A common joke goes like this: After clinching a job in NASA, an Indian boy calls his mother to break the good news. The mother, instead of congratulating her boy, reprimands him, “All this is ok. But had you tried a little harder, you could have gotten yourself that clerk job in government”.
This is the real scenario of India. Around 984 graduates and five MPhil degree-holders have applied for the ‘hamal’ (porter) post in Maharashtra. The tragic irony is that the minimum educational qualification for the Class D post is Fourth Standard pass.
The Maharashtra Public Service Commission (MPSC) has received 2,424 applications for the five ‘hamal’ posts available. And almost 50% of the applicants are graduates or higher degree holders.
This has been the mindset of India for long now. Due to lack of enough resources and avenues, the ultimate goal of every Indian seems to be a secured job in the government. The MPSC incident is not an isolated case. This is the scenario in almost every state of India. Barring the metropolitan cities, random jobs are hard to find. And a sarkari job, no matter what the rank is, seems like the ultimate secured spot in the world.
Last November, leading national dailies The Hindustan Times and The Times of India had reported that porters in the Food Corporation of India (FCI) were earning a up to Rs 4 lakh a month, carrying home double the pay of its managing director. According to the reports, each loader, a permanent employee of the FCI, earned an average salary of Rs 79,500, equivalent to that of Senior Category-1 officers (deputy general managers).
Such stories inspire Indian literate job-seekers. The perks are so amazing that it can compensate for the rank. When money sings, who cares about carrying sacks of grains on their backs?

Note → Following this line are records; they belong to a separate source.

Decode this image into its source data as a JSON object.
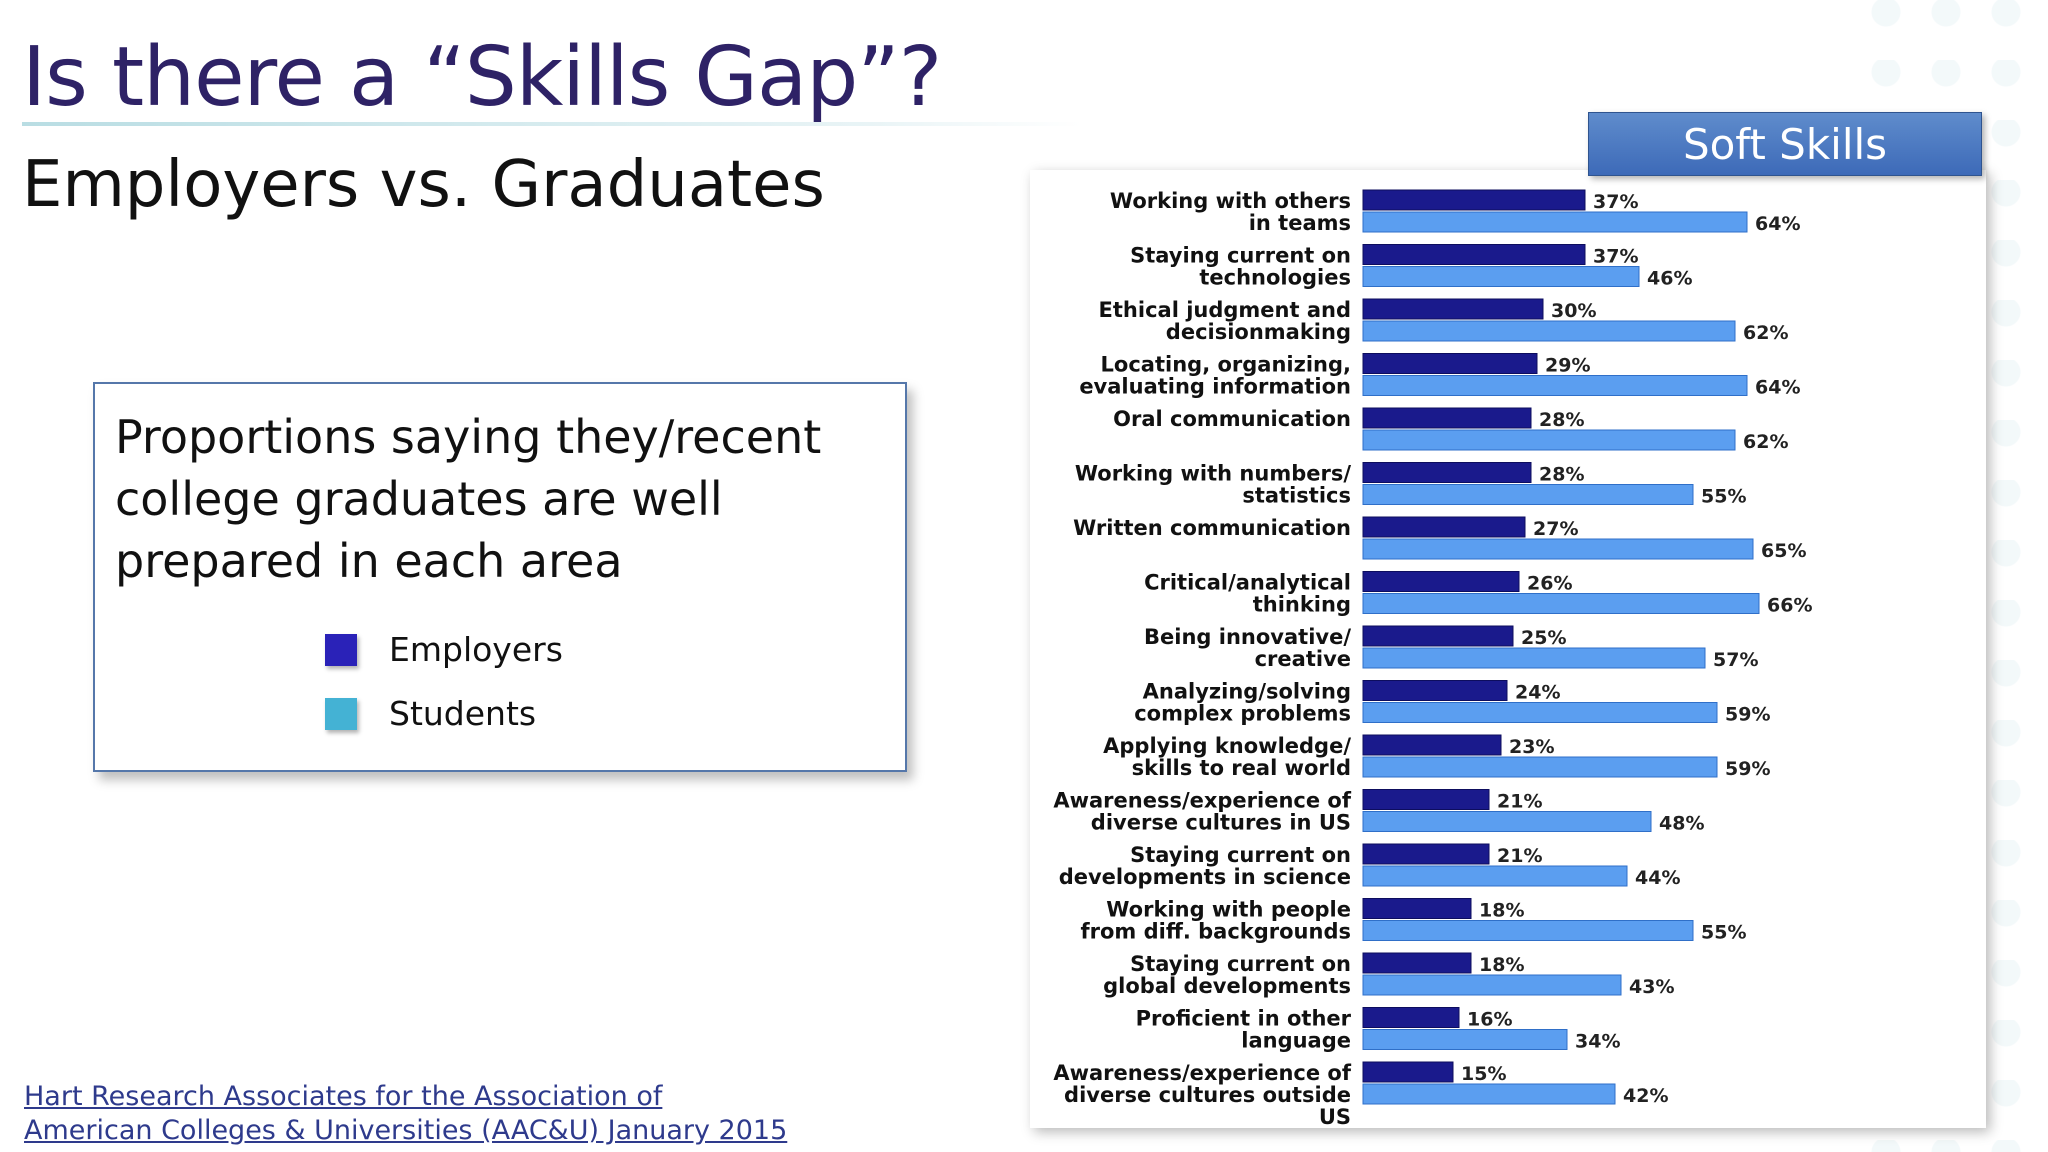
{
  "slide": {
    "title": "Is there a “Skills Gap”?",
    "subtitle": "Employers vs. Graduates",
    "legend_description": "Proportions saying they/recent college graduates are well prepared in each area",
    "legend_items": [
      {
        "label": "Employers",
        "color": "#2a22b8"
      },
      {
        "label": "Students",
        "color": "#44b2d4"
      }
    ],
    "source_line1": "Hart Research Associates for the  Association of",
    "source_line2": "American Colleges & Universities (AAC&U) January 2015"
  },
  "chart_data": {
    "type": "bar",
    "orientation": "horizontal",
    "title": "Soft Skills",
    "categories": [
      [
        "Working with others",
        "in teams"
      ],
      [
        "Staying current on",
        "technologies"
      ],
      [
        "Ethical judgment and",
        "decisionmaking"
      ],
      [
        "Locating, organizing,",
        "evaluating information"
      ],
      [
        "Oral communication"
      ],
      [
        "Working with numbers/",
        "statistics"
      ],
      [
        "Written communication"
      ],
      [
        "Critical/analytical",
        "thinking"
      ],
      [
        "Being innovative/",
        "creative"
      ],
      [
        "Analyzing/solving",
        "complex problems"
      ],
      [
        "Applying knowledge/",
        "skills to real world"
      ],
      [
        "Awareness/experience of",
        "diverse cultures in US"
      ],
      [
        "Staying current on",
        "developments in science"
      ],
      [
        "Working with people",
        "from diff. backgrounds"
      ],
      [
        "Staying current on",
        "global developments"
      ],
      [
        "Proficient in other",
        "language"
      ],
      [
        "Awareness/experience of",
        "diverse cultures outside",
        "US"
      ]
    ],
    "series": [
      {
        "name": "Employers",
        "color": "#1a1a8c",
        "values": [
          37,
          37,
          30,
          29,
          28,
          28,
          27,
          26,
          25,
          24,
          23,
          21,
          21,
          18,
          18,
          16,
          15
        ]
      },
      {
        "name": "Students",
        "color": "#5b9ef0",
        "values": [
          64,
          46,
          62,
          64,
          62,
          55,
          65,
          66,
          57,
          59,
          59,
          48,
          44,
          55,
          43,
          34,
          42
        ]
      }
    ],
    "value_suffix": "%",
    "xlim": [
      0,
      100
    ]
  }
}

But this reflects a sorry state of India. Although the ruling government is all gung-ho about the Start-up India initiative to give that little push to wannabe entrepreneurs, it seems lot needs to be done to tackle unemployment in India. Blame it on lack of resources, business experience or just plain unwillingness, majority of the Indian youth will prefer a sarkari job than setting up a business.
As per UNESCO, India’s overall literacy rate is 72.1%. But the demand-supply gap between job and education is staggering. Ten million Indians with graduate, post-graduate and technical degrees were looking for work, meaning that 15% of all Indians with the highest levels of education were seeking job as of 2011. Kerala had India’s highest graduate unemployment rate at over 30%. The data emerges from new Census 2011 numbers analysed by The Hindu.
Instead of gloating on high literacy rates, we need to shift our focus towards employment. That will be the real progress of India.